2.任意整理(その3)
藤原「で、依頼者はどんな方ですか?」
影山『加藤晴子。四十五歳のパート勤めの、いわゆる典型的な主婦ですね』
藤原「負債額は?」
影山『元利込みで約200万円ですね』
藤原「え、200万?」
(そんな僅少な額で債務整理…。ロクに職歴のない俺でも300万円ほどの貯金があるというのに)
影山『ははは。藤原さんとこの事務所は金持ちばかりが相談に来るのかもしれませんけどね』
藤原「そんなことありませんよ」
実際、ウチの事務所の門を叩く客層は多様だ。相続の相談に来る地主さんもいれば、新興企業の起業家や、資金繰りに困った町工場の経営者や、弁護士会の紹介で来る生活苦に喘ぎ破産の相談に来る方々など千差万別だ。
影山『まあね。世の中、小銭で首が回らなくなる連中はゴマンといます。そんな連中からしたら200万は天文学的数字なんですよ』
藤原「そんなものですか」
200万円で債務整理して金融機関のブラックリストに掲載されて信用失墜するぐらいなら、親とか知人に土下座して借りて清算した方が良いと思えた。

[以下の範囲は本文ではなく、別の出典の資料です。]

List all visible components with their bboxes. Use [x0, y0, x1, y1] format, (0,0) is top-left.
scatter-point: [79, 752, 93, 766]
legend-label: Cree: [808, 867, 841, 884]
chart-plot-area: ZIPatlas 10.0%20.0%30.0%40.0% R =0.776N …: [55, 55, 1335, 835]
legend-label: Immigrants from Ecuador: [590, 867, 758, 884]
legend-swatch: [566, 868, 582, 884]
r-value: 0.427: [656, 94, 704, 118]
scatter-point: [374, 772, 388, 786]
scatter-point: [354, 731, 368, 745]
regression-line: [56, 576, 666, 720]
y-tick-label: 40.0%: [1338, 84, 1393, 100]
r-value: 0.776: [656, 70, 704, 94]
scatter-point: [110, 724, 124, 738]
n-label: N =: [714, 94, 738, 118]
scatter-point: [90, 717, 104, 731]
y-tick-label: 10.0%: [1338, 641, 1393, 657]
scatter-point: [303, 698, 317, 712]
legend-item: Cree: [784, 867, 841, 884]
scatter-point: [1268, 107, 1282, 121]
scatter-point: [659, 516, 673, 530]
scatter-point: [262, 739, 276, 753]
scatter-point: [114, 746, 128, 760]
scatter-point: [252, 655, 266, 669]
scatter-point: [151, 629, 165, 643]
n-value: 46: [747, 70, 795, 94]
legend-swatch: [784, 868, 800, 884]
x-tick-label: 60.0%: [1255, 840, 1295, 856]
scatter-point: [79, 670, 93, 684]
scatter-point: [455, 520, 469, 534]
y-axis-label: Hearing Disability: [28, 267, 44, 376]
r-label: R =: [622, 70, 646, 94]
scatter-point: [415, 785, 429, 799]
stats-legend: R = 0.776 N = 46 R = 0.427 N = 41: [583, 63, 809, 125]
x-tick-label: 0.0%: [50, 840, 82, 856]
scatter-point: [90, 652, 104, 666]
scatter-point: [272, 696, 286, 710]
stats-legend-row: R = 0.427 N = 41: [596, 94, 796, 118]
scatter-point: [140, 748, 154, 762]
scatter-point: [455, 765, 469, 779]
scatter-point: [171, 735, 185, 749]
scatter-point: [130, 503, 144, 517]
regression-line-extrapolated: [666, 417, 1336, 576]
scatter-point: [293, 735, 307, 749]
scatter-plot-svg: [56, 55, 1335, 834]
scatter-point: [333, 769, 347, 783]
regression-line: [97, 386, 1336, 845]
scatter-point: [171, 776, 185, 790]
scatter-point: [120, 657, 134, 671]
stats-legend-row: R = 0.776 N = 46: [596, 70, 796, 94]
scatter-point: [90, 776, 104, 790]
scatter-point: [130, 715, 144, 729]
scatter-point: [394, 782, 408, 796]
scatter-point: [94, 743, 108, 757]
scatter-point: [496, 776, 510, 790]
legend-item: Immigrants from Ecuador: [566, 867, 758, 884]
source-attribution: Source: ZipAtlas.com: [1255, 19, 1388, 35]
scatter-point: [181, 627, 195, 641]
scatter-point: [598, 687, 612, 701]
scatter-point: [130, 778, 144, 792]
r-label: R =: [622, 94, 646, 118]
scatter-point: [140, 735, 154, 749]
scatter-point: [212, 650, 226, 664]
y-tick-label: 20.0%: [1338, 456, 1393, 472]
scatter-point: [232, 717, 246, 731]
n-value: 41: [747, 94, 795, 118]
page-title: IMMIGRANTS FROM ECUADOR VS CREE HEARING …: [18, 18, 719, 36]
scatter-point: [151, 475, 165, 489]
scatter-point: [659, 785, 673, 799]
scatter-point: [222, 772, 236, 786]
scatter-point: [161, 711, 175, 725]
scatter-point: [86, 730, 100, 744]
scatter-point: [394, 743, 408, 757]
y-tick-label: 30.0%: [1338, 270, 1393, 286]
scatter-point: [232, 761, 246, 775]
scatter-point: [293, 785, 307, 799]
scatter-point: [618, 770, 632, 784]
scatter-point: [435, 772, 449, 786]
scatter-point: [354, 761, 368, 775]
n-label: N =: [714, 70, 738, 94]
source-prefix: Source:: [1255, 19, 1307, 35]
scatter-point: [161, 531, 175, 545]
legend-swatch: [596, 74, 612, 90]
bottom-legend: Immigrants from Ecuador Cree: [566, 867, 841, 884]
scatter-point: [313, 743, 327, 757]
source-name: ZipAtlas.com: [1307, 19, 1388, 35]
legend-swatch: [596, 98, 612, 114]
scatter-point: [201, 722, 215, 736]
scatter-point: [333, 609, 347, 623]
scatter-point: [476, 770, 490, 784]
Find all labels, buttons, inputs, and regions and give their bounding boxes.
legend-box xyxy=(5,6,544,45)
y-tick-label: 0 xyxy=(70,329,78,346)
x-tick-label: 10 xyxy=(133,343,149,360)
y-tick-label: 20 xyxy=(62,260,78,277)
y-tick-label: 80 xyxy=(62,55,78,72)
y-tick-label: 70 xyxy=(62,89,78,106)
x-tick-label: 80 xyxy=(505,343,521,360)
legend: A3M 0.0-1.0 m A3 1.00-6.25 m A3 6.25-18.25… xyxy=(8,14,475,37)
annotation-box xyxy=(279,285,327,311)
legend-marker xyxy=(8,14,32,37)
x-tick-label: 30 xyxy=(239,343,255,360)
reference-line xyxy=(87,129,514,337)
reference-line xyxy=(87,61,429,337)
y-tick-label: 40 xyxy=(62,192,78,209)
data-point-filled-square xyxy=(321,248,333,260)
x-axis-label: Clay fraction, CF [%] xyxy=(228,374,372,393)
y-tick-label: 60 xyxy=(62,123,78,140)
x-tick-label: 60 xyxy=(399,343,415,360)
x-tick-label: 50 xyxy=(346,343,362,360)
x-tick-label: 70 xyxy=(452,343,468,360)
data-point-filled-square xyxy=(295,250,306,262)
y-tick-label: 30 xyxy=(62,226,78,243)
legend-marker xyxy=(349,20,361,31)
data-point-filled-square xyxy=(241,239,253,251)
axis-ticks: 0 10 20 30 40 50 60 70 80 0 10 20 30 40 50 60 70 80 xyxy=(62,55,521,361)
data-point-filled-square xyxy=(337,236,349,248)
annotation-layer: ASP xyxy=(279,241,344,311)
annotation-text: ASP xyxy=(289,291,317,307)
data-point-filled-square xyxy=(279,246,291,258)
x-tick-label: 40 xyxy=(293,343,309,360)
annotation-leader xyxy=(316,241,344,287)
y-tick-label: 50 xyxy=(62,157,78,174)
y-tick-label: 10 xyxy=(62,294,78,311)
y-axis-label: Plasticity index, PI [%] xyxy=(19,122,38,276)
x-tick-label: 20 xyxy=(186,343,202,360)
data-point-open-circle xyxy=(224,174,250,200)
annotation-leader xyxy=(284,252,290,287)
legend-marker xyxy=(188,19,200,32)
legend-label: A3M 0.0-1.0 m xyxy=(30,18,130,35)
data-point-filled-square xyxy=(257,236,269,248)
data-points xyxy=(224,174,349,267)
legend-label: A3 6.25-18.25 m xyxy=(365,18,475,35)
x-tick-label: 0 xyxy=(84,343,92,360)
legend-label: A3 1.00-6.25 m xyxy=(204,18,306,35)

影山『それに。そういう人は親も知人も金なんて持ってないもんです』影山は俺の疑問に先回りした。
藤原「え、どうしてそんなこと言い切れるんです?」
影山『類は友を呼ぶ、ですよ。親が貧しいから自分も貧しい。友たちが貧しいから自分も貧しい。そんな無限ループの沼にどっぷり浸かって抜け出せない』
藤原「ふーん、そんなものですかね」
影山『考えてみてくださいよ。大金持ちのセレブが、そんな多重債務者と付き合いますか』
藤原「確かに。あり得ないですね」
影山『つまり金のない者は金のない者とつるんでしまう訳です』
藤原「なるほど。友は選ばねばならない、ということですね」
影山『仰る通りなんすけどね、腐れ縁というやつはなかなか断ち切れないんですよね。そして、そういう腐れ縁に囲まれていると、見栄を張って食事を奢ったりとか、金もないのに旅行に一緒に行くとか、ギャンブルにはまったりとか、保証人になってあげたりとか。…なんていうか、落とし穴がたくさんあって、そのどれかに落っこちてしまうんすよね』
トラップが多数仕掛けられている険しい道を好き好んで進んでいるかのようだ。
藤原「ため息が出ますね」
影山『ははは。でもね、そんなリテラシーの低い人間がたくさんいるから、うちも商売が成り立つし、先生とこの事務所も破産や任意整理の案件で儲かる、という訳ですよ。人間、物事を知らなければムシられるだけです』
下町を這うように生きる金融屋の言葉には不思議な重みがあった。